In Mid-September 2004, Hurricane Ivan struck the Gulf Coast, ravaging everything in its path. The town of Gulf Shores and the Alabama Gulf Coast Zoo was about to become its next target. Patti made the most difficult decision of her career – to try and save the lives of the zoo’s animals before they would all drown from the storm’s massive flooding. She pulled together her staff, community volunteers and what resources she could quickly find. Within 36 hours, Patti and her courageous zookeepers made history and became the first American zoo to execute a full-scale, off-site evacuation during a natural disaster. They transported over 265 animals to Patti’s home and property, along with her entire staff’s families and pets, to escape the deadly storm. After the zoo was completely destroyed, they all lived at Patti’s for 9 weeks while makeshift repairs were made to some of the zoo’s most urgently needed exhibits.

This daring rescue mission was unheard of in the zookeeping world, but the international press and broadcast media recognized Patti’s extraordinary achievement and came calling. Patti was chosen Person of the Week on PETER JENNINGS WORLD NIGHTLY NEWS; NATIONAL GEOGRAPHIC and PEOPLE magazines also featured Patti; and THE WEATHER CHANNEL featured the zoo in one of their Animal Storm Story episodes. 

Ultimately, Patti’s professional and personal recognition hit a peak when she became the star of the 13-part, hit documentary series, The Little Zoo That Could on ANIMAL PLANET throughout 2006. In addition to hundreds of articles, magazine features, personal appearances, speaking engagements, and regular local radio and TV segments, Patti has also appeared on The Late, Late Show with Craig Ferguson on CBS, CNN, GOOD MORNING AMERICA, and with legendary animal experts Jack Hanna, Jim Fowler, and Siegfried Fischbacher of Siegfried & Roy.

As a result of her years of experience as a leader and educator, Patti’s savvy skills put the Alabama Gulf Coast Zoo in a whole new light and turned it into a raging success. As people from around the world flocked to see the Little Zoo, it also helped put the town of Gulf Shores on the map as a popular tourist destination. Patti also received the State of Alabama Tourism Director of the Year award in 2006, was given the key to the city of her hometown of Reading, Ohio in a ceremony declaring October 23rd as “Patti Hall Day”...and through her unrelenting commitment to the lives of the animals under her care and to effect dramatic change in her community at-large, Patti was recognized in a 2015 ceremony as “Alabama’s 34 Women who Shape the State.” Clearly, the goals Patti set out to achieve when she first became Zoo Director have been met.
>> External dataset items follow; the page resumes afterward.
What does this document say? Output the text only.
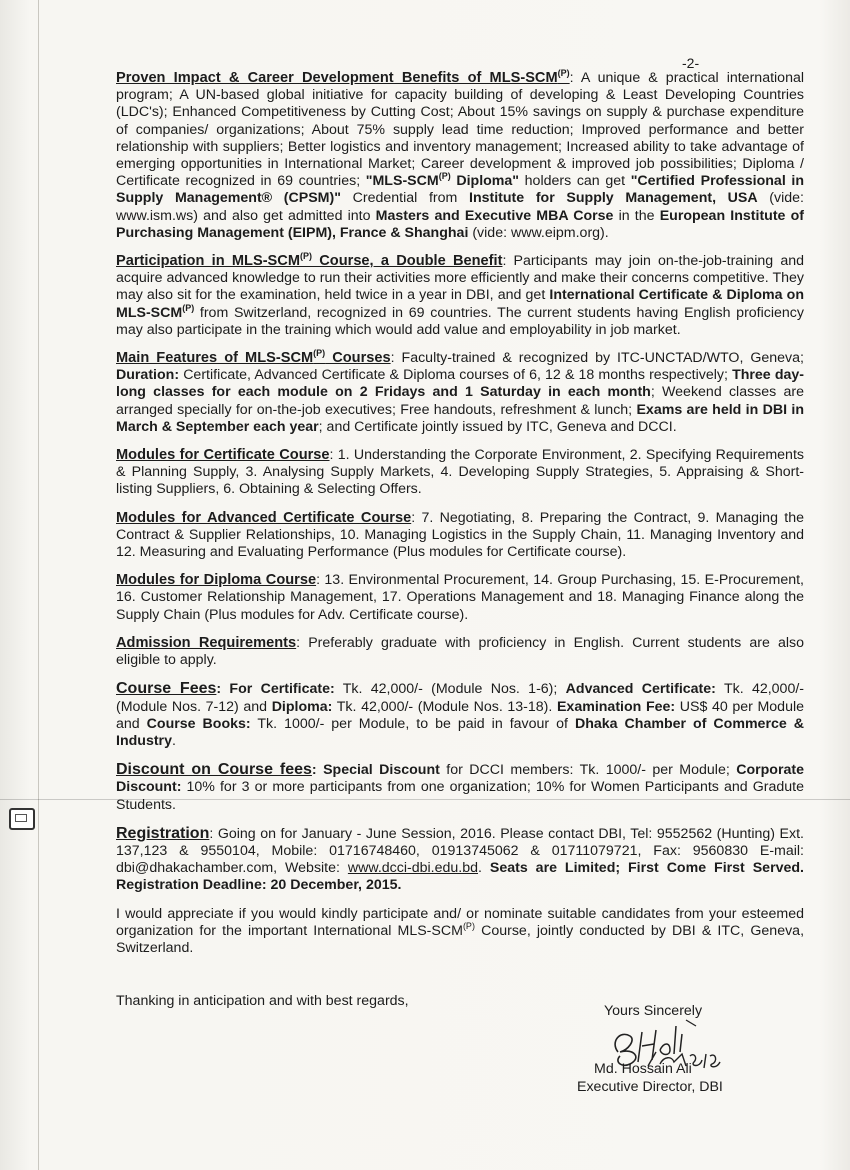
-2-

Proven Impact & Career Development Benefits of MLS-$SCM^{(P)}$: A unique & practical international program; A UN-based global initiative for capacity building of developing & Least Developing Countries (LDC's); Enhanced Competitiveness by Cutting Cost; About 15% savings on supply & purchase expenditure of companies/ organizations; About 75% supply lead time reduction; Improved performance and better relationship with suppliers; Better logistics and inventory management; Increased ability to take advantage of emerging opportunities in International Market; Career development & improved job possibilities; Diploma / Certificate recognized in 69 countries; "$MLS-SCM^{(P)}$ Diploma" holders can get "Certified Professional in Supply Management® (CPSM)" Credential from Institute for Supply Management, USA (vide: www.ism.ws) and also get admitted into Masters and Executive MBA Corse in the European Institute of Purchasing Management (EIPM), France & Shanghai (vide: www.eipm.org).

Participation in MLS-$SCM^{(P)}$ Course, a Double Benefit: Participants may join on-the-job-training and acquire advanced knowledge to run their activities more efficiently and make their concerns competitive. They may also sit for the examination, held twice in a year in DBI, and get International Certificate & Diploma on MLS-$SCM^{(P)}$ from Switzerland, recognized in 69 countries. The current students having English proficiency may also participate in the training which would add value and employability in job market.

Main Features of MLS-$SCM^{(P)}$ Courses: Faculty-trained & recognized by ITC-UNCTAD/WTO, Geneva; Duration: Certificate, Advanced Certificate & Diploma courses of 6, 12 & 18 months respectively; Three day-long classes for each module on 2 Fridays and 1 Saturday in each month; Weekend classes are arranged specially for on-the-job executives; Free handouts, refreshment & lunch; Exams are held in DBI in March & September each year; and Certificate jointly issued by ITC, Geneva and DCCI.

Modules for Certificate Course: 1. Understanding the Corporate Environment, 2. Specifying Requirements & Planning Supply, 3. Analysing Supply Markets, 4. Developing Supply Strategies, 5. Appraising & Short-listing Suppliers, 6. Obtaining & Selecting Offers.

Modules for Advanced Certificate Course: 7. Negotiating, 8. Preparing the Contract, 9. Managing the Contract & Supplier Relationships, 10. Managing Logistics in the Supply Chain, 11. Managing Inventory and 12. Measuring and Evaluating Performance (Plus modules for Certificate course).

Modules for Diploma Course: 13. Environmental Procurement, 14. Group Purchasing, 15. E-Procurement, 16. Customer Relationship Management, 17. Operations Management and 18. Managing Finance along the Supply Chain (Plus modules for Adv. Certificate course).

Admission Requirements: Preferably graduate with proficiency in English. Current students are also eligible to apply.

Course Fees: For Certificate: Tk. 42,000/- (Module Nos. 1-6); Advanced Certificate: Tk. 42,000/- (Module Nos. 7-12) and Diploma: Tk. 42,000/- (Module Nos. 13-18). Examination Fee: US$ 40 per Module and Course Books: Tk. 1000/- per Module, to be paid in favour of Dhaka Chamber of Commerce & Industry.

Discount on Course fees: Special Discount for DCCI members: Tk. 1000/- per Module; Corporate Discount: 10% for 3 or more participants from one organization; 10% for Women Participants and Gradute Students.

Registration: Going on for January - June Session, 2016. Please contact DBI, Tel: 9552562 (Hunting) Ext. 137,123 & 9550104, Mobile: 01716748460, 01913745062 & 01711079721, Fax: 9560830 E-mail: dbi@dhakachamber.com, Website: www.dcci-dbi.edu.bd. Seats are Limited; First Come First Served. Registration Deadline: 20 December, 2015.

I would appreciate if you would kindly participate and/ or nominate suitable candidates from your esteemed organization for the important International MLS-$SCM^{(P)}$ Course, jointly conducted by DBI & ITC, Geneva, Switzerland.

Thanking in anticipation and with best regards,
Yours Sincerely
Md. Hossain Ali
Executive Director, DBI
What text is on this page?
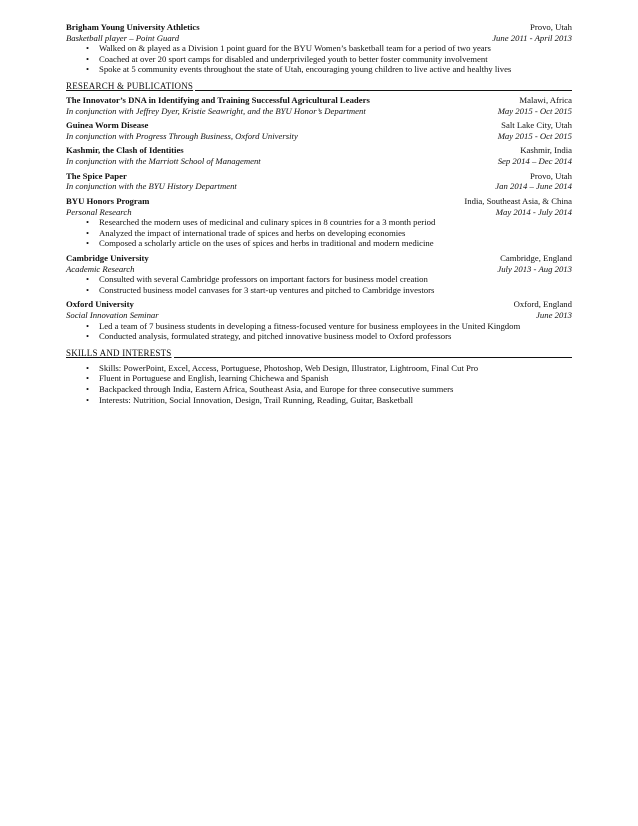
Brigham Young University Athletics	Provo, Utah
Basketball player – Point Guard	June 2011 - April 2013
• Walked on & played as a Division 1 point guard for the BYU Women’s basketball team for a period of two years
• Coached at over 20 sport camps for disabled and underprivileged youth to better foster community involvement
• Spoke at 5 community events throughout the state of Utah, encouraging young children to live active and healthy lives
RESEARCH & PUBLICATIONS
The Innovator’s DNA in Identifying and Training Successful Agricultural Leaders	Malawi, Africa
In conjunction with Jeffrey Dyer, Kristie Seawright, and the BYU Honor’s Department	May 2015 - Oct 2015
Guinea Worm Disease	Salt Lake City, Utah
In conjunction with Progress Through Business, Oxford University	May 2015 - Oct 2015
Kashmir, the Clash of Identities	Kashmir, India
In conjunction with the Marriott School of Management	Sep 2014 – Dec 2014
The Spice Paper	Provo, Utah
In conjunction with the BYU History Department	Jan 2014 – June 2014
BYU Honors Program	India, Southeast Asia, & China
Personal Research	May 2014 - July 2014
• Researched the modern uses of medicinal and culinary spices in 8 countries for a 3 month period
• Analyzed the impact of international trade of spices and herbs on developing economies
• Composed a scholarly article on the uses of spices and herbs in traditional and modern medicine
Cambridge University	Cambridge, England
Academic Research	July 2013 - Aug 2013
• Consulted with several Cambridge professors on important factors for business model creation
• Constructed business model canvases for 3 start-up ventures and pitched to Cambridge investors
Oxford University	Oxford, England
Social Innovation Seminar	June 2013
• Led a team of 7 business students in developing a fitness-focused venture for business employees in the United Kingdom
• Conducted analysis, formulated strategy, and pitched innovative business model to Oxford professors
SKILLS AND INTERESTS
• Skills: PowerPoint, Excel, Access, Portuguese, Photoshop, Web Design, Illustrator, Lightroom, Final Cut Pro
• Fluent in Portuguese and English, learning Chichewa and Spanish
• Backpacked through India, Eastern Africa, Southeast Asia, and Europe for three consecutive summers
• Interests: Nutrition, Social Innovation, Design, Trail Running, Reading, Guitar, Basketball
But there’s one goal Patti’s dreamt of but never really thought possible – to move the Little Zoo off the barrier island and into a hurricane-proof location somewhere inland. And now, through the generosity of two long-time Gulf Shores families - the Wards and the Weirs - a brand new zoo is being built on 25 acres of prime real estate four miles north of the Gulf Shores Intracoastal Waterway. The New Alabama Gulf Coast Zoo will be reborn sometime in late 2019. Patti’s other goal? Director Emeritus, of course.